Location: Los Angeles, Calif.
What it does: 8i base jumps into the uncanny valley. The company's studio uses volumetric 3D image capture to create preposterously lifelike hologram versions of human beings, which can then be integrated into virtual, augmented, or mixed reality worlds. Take Buzz Aldrin, for example. That's an 8i photorealistic digital doppelganger pictured above, not the second man on the moon himself — part of an educational VR project 8i dreamed up in 2017.

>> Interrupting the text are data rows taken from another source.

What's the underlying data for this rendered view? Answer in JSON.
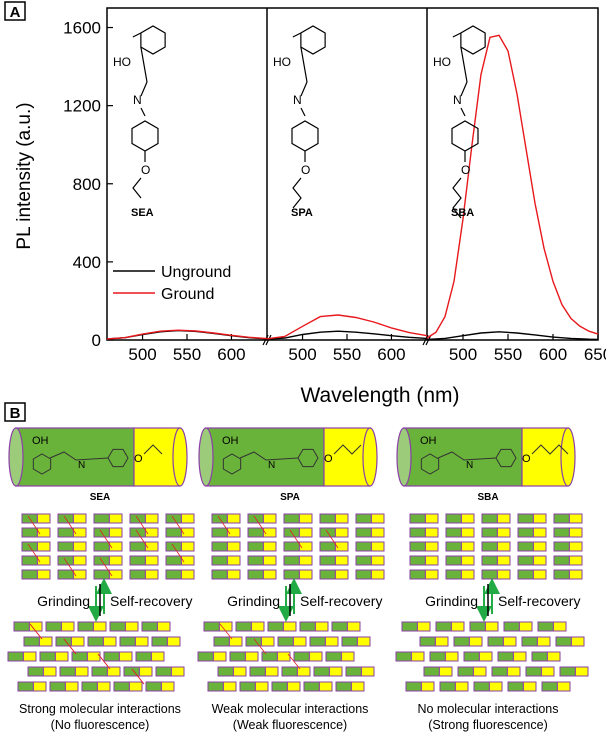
{
  "panel_a": {
    "label": "A",
    "ylabel": "PL intensity (a.u.)",
    "xlabel": "Wavelength (nm)",
    "compounds": [
      "SEA",
      "SPA",
      "SBA"
    ],
    "legend": {
      "ungrounded": "Unground",
      "ground": "Ground"
    }
  },
  "panel_b": {
    "label": "B",
    "columns": [
      {
        "compound": "SEA",
        "grind_label": "Grinding",
        "recovery_label": "Self-recovery",
        "caption_line1": "Strong molecular interactions",
        "caption_line2": "(No fluorescence)"
      },
      {
        "compound": "SPA",
        "grind_label": "Grinding",
        "recovery_label": "Self-recovery",
        "caption_line1": "Weak molecular interactions",
        "caption_line2": "(Weak fluorescence)"
      },
      {
        "compound": "SBA",
        "grind_label": "Grinding",
        "recovery_label": "Self-recovery",
        "caption_line1": "No molecular interactions",
        "caption_line2": "(Strong fluorescence)"
      }
    ],
    "colors": {
      "green": "#6ab33b",
      "yellow": "#ffff00",
      "outline": "#8b3fa8",
      "link": "#e0202a",
      "arrow_down": "#22aa44",
      "arrow_up": "#22aa44"
    }
  },
  "chart_data": {
    "type": "line",
    "xlabel": "Wavelength (nm)",
    "ylabel": "PL intensity (a.u.)",
    "ylim": [
      0,
      1700
    ],
    "yticks": [
      0,
      400,
      800,
      1200,
      1600
    ],
    "subplots": [
      {
        "name": "SEA",
        "xlim": [
          460,
          640
        ],
        "xticks": [
          500,
          550,
          600
        ],
        "series": [
          {
            "name": "Unground",
            "color": "#000000",
            "x": [
              460,
              480,
              500,
              520,
              540,
              560,
              580,
              600,
              620,
              640
            ],
            "y": [
              5,
              12,
              28,
              42,
              48,
              44,
              34,
              22,
              12,
              6
            ]
          },
          {
            "name": "Ground",
            "color": "#e8191d",
            "x": [
              460,
              480,
              500,
              520,
              540,
              560,
              580,
              600,
              620,
              640
            ],
            "y": [
              5,
              12,
              30,
              45,
              50,
              46,
              36,
              24,
              14,
              7
            ]
          }
        ]
      },
      {
        "name": "SPA",
        "xlim": [
          460,
          640
        ],
        "xticks": [
          500,
          550,
          600
        ],
        "series": [
          {
            "name": "Unground",
            "color": "#000000",
            "x": [
              460,
              480,
              500,
              520,
              540,
              560,
              580,
              600,
              620,
              640
            ],
            "y": [
              4,
              10,
              28,
              40,
              45,
              40,
              32,
              22,
              14,
              8
            ]
          },
          {
            "name": "Ground",
            "color": "#e8191d",
            "x": [
              460,
              480,
              500,
              520,
              540,
              560,
              580,
              600,
              620,
              640
            ],
            "y": [
              6,
              18,
              70,
              120,
              128,
              115,
              92,
              62,
              38,
              22
            ]
          }
        ]
      },
      {
        "name": "SBA",
        "xlim": [
          460,
          650
        ],
        "xticks": [
          500,
          550,
          600,
          650
        ],
        "series": [
          {
            "name": "Unground",
            "color": "#000000",
            "x": [
              460,
              480,
              500,
              520,
              540,
              560,
              580,
              600,
              620,
              640,
              650
            ],
            "y": [
              3,
              8,
              22,
              36,
              42,
              36,
              26,
              15,
              8,
              4,
              3
            ]
          },
          {
            "name": "Ground",
            "color": "#e8191d",
            "x": [
              460,
              470,
              480,
              490,
              500,
              510,
              520,
              530,
              540,
              550,
              560,
              570,
              580,
              590,
              600,
              610,
              620,
              630,
              640,
              650
            ],
            "y": [
              10,
              40,
              120,
              300,
              620,
              1000,
              1360,
              1550,
              1560,
              1480,
              1260,
              980,
              700,
              470,
              300,
              180,
              110,
              70,
              45,
              30
            ]
          }
        ]
      }
    ]
  }
}
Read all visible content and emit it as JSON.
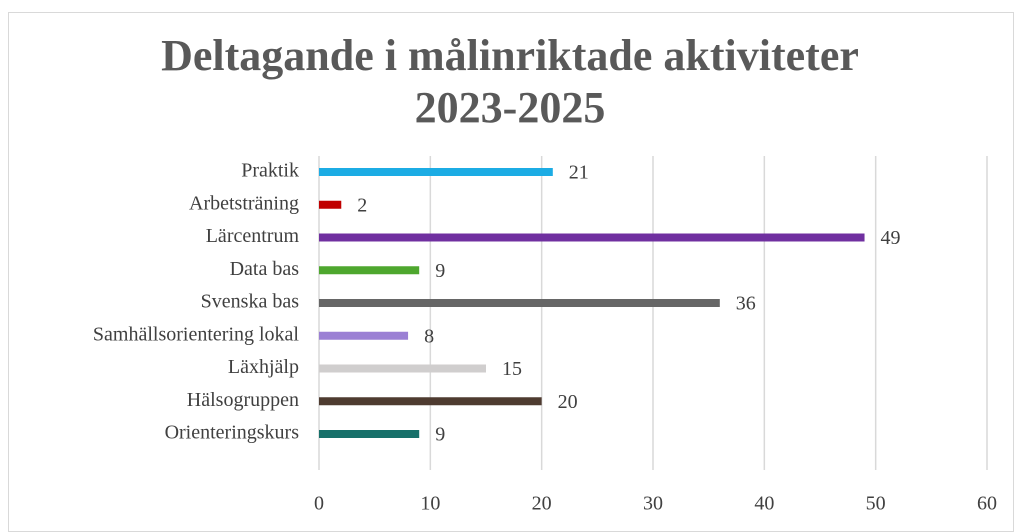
{
  "chart_data": {
    "type": "bar",
    "orientation": "horizontal",
    "title": "Deltagande i målinriktade aktiviteter 2023-2025",
    "categories": [
      "Praktik",
      "Arbetsträning",
      "Lärcentrum",
      "Data bas",
      "Svenska bas",
      "Samhällsorientering lokal",
      "Läxhjälp",
      "Hälsogruppen",
      "Orienteringskurs"
    ],
    "values": [
      21,
      2,
      49,
      9,
      36,
      8,
      15,
      20,
      9
    ],
    "colors": [
      "#1cace4",
      "#c00000",
      "#7030a0",
      "#4ea72e",
      "#666666",
      "#9b80d4",
      "#d0cece",
      "#4e3b30",
      "#17706a"
    ],
    "xlim": [
      0,
      60
    ],
    "xticks": [
      0,
      10,
      20,
      30,
      40,
      50,
      60
    ],
    "grid": true
  }
}
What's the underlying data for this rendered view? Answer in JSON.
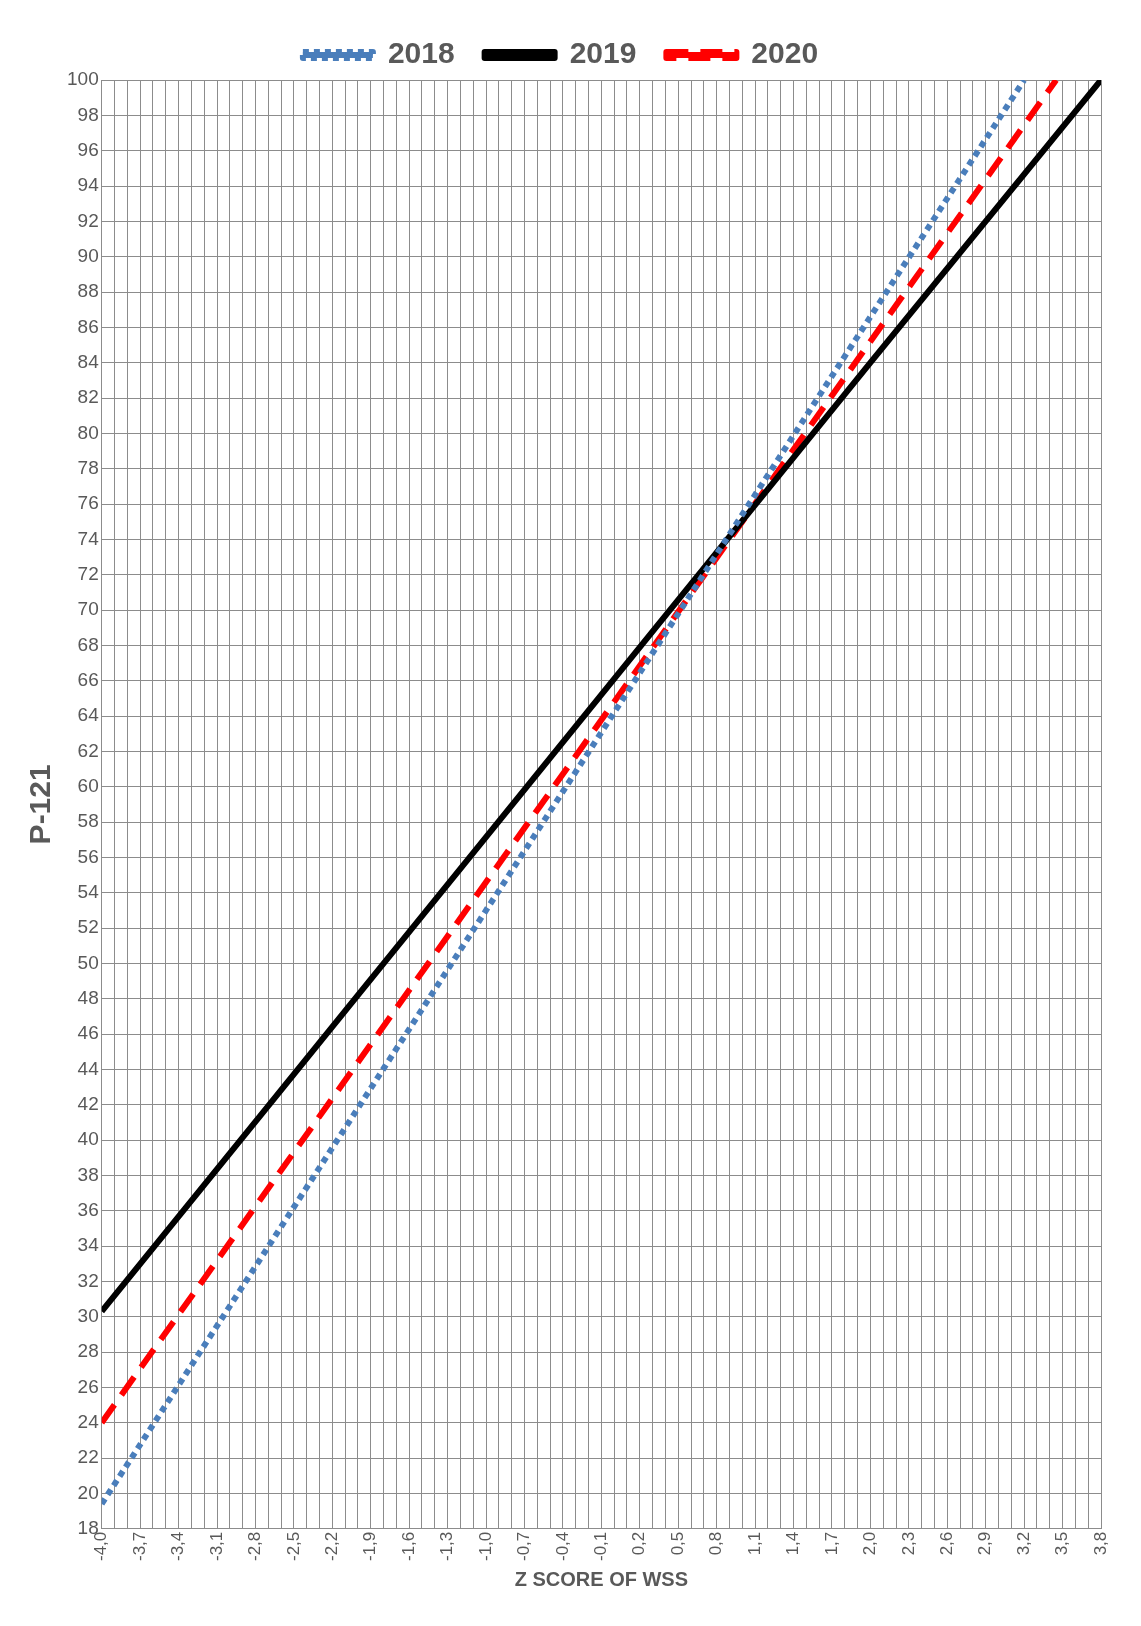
{
  "chart_data": {
    "type": "line",
    "xlabel": "Z SCORE OF WSS",
    "ylabel": "P-121",
    "xlim": [
      -4.0,
      3.8
    ],
    "ylim": [
      18,
      100
    ],
    "xticks": [
      {
        "value": -4.0,
        "label": "-4,0"
      },
      {
        "value": -3.9,
        "label": null
      },
      {
        "value": -3.8,
        "label": null
      },
      {
        "value": -3.7,
        "label": "-3,7"
      },
      {
        "value": -3.6,
        "label": null
      },
      {
        "value": -3.5,
        "label": null
      },
      {
        "value": -3.4,
        "label": "-3,4"
      },
      {
        "value": -3.3,
        "label": null
      },
      {
        "value": -3.2,
        "label": null
      },
      {
        "value": -3.1,
        "label": "-3,1"
      },
      {
        "value": -3.0,
        "label": null
      },
      {
        "value": -2.9,
        "label": null
      },
      {
        "value": -2.8,
        "label": "-2,8"
      },
      {
        "value": -2.7,
        "label": null
      },
      {
        "value": -2.6,
        "label": null
      },
      {
        "value": -2.5,
        "label": "-2,5"
      },
      {
        "value": -2.4,
        "label": null
      },
      {
        "value": -2.3,
        "label": null
      },
      {
        "value": -2.2,
        "label": "-2,2"
      },
      {
        "value": -2.1,
        "label": null
      },
      {
        "value": -2.0,
        "label": null
      },
      {
        "value": -1.9,
        "label": "-1,9"
      },
      {
        "value": -1.8,
        "label": null
      },
      {
        "value": -1.7,
        "label": null
      },
      {
        "value": -1.6,
        "label": "-1,6"
      },
      {
        "value": -1.5,
        "label": null
      },
      {
        "value": -1.4,
        "label": null
      },
      {
        "value": -1.3,
        "label": "-1,3"
      },
      {
        "value": -1.2,
        "label": null
      },
      {
        "value": -1.1,
        "label": null
      },
      {
        "value": -1.0,
        "label": "-1,0"
      },
      {
        "value": -0.9,
        "label": null
      },
      {
        "value": -0.8,
        "label": null
      },
      {
        "value": -0.7,
        "label": "-0,7"
      },
      {
        "value": -0.6,
        "label": null
      },
      {
        "value": -0.5,
        "label": null
      },
      {
        "value": -0.4,
        "label": "-0,4"
      },
      {
        "value": -0.3,
        "label": null
      },
      {
        "value": -0.2,
        "label": null
      },
      {
        "value": -0.1,
        "label": "-0,1"
      },
      {
        "value": 0.0,
        "label": null
      },
      {
        "value": 0.1,
        "label": null
      },
      {
        "value": 0.2,
        "label": "0,2"
      },
      {
        "value": 0.3,
        "label": null
      },
      {
        "value": 0.4,
        "label": null
      },
      {
        "value": 0.5,
        "label": "0,5"
      },
      {
        "value": 0.6,
        "label": null
      },
      {
        "value": 0.7,
        "label": null
      },
      {
        "value": 0.8,
        "label": "0,8"
      },
      {
        "value": 0.9,
        "label": null
      },
      {
        "value": 1.0,
        "label": null
      },
      {
        "value": 1.1,
        "label": "1,1"
      },
      {
        "value": 1.2,
        "label": null
      },
      {
        "value": 1.3,
        "label": null
      },
      {
        "value": 1.4,
        "label": "1,4"
      },
      {
        "value": 1.5,
        "label": null
      },
      {
        "value": 1.6,
        "label": null
      },
      {
        "value": 1.7,
        "label": "1,7"
      },
      {
        "value": 1.8,
        "label": null
      },
      {
        "value": 1.9,
        "label": null
      },
      {
        "value": 2.0,
        "label": "2,0"
      },
      {
        "value": 2.1,
        "label": null
      },
      {
        "value": 2.2,
        "label": null
      },
      {
        "value": 2.3,
        "label": "2,3"
      },
      {
        "value": 2.4,
        "label": null
      },
      {
        "value": 2.5,
        "label": null
      },
      {
        "value": 2.6,
        "label": "2,6"
      },
      {
        "value": 2.7,
        "label": null
      },
      {
        "value": 2.8,
        "label": null
      },
      {
        "value": 2.9,
        "label": "2,9"
      },
      {
        "value": 3.0,
        "label": null
      },
      {
        "value": 3.1,
        "label": null
      },
      {
        "value": 3.2,
        "label": "3,2"
      },
      {
        "value": 3.3,
        "label": null
      },
      {
        "value": 3.4,
        "label": null
      },
      {
        "value": 3.5,
        "label": "3,5"
      },
      {
        "value": 3.6,
        "label": null
      },
      {
        "value": 3.7,
        "label": null
      },
      {
        "value": 3.8,
        "label": "3,8"
      }
    ],
    "yticks": [
      18,
      20,
      22,
      24,
      26,
      28,
      30,
      32,
      34,
      36,
      38,
      40,
      42,
      44,
      46,
      48,
      50,
      52,
      54,
      56,
      58,
      60,
      62,
      64,
      66,
      68,
      70,
      72,
      74,
      76,
      78,
      80,
      82,
      84,
      86,
      88,
      90,
      92,
      94,
      96,
      98,
      100
    ],
    "grid": true,
    "legend": "top",
    "marker": "none",
    "series": [
      {
        "name": "2018",
        "color": "#4a7ebb",
        "line_style": "dotted",
        "x": [
          -4.0,
          -2.0,
          0.0,
          2.0,
          3.2
        ],
        "values": [
          19.4,
          41.8,
          64.2,
          86.6,
          100
        ]
      },
      {
        "name": "2019",
        "color": "#000000",
        "line_style": "solid",
        "x": [
          -4.0,
          -2.0,
          0.0,
          2.0,
          3.8
        ],
        "values": [
          30.3,
          48.2,
          66.1,
          84.0,
          100
        ]
      },
      {
        "name": "2020",
        "color": "#ff0000",
        "line_style": "dashed",
        "x": [
          -4.0,
          -2.0,
          0.0,
          2.0,
          3.45
        ],
        "values": [
          24.0,
          44.4,
          64.8,
          85.2,
          100
        ]
      }
    ]
  }
}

Industry: Health Care, Training
Location: Gates Mills, Ohio
What it does: Call us fussy, but we think it's preferable that neurosurgeons have as much practice as possible before slicing into actual brains. So does Surgical Theater, which provides virtual training platforms for doctors to rehearse ultra-complex neurosurgical procedures. It's part of a growing ecosystem of companies that harness VR's promise as a tool for both health care and a training/practice. (See also Embodied Labs and Osso VR.)
Industry: Events, Entertainment
Location: Santa Fe, N.M.
What it does: If such a thing as a VR Bingo game existed, the freebie center space would have to be the word "immersive"; virtual reality bylaws apparently mandate that companies in the industry describe their work thusly. Meow Wolf earns it. This media-captivating art collective stages outlandish exhibits that are part interactive installation, part psychedelic sensory-overload theme park, and all-in on the “experiential” trend. Helping tie together neon-drenched domes, “cartoon rooms” and animatronic supporting characters is a judicious dose of virtual reality — plus a bonkers-looking collaboration with much-mythologized AR wearables outfit Magic Leap.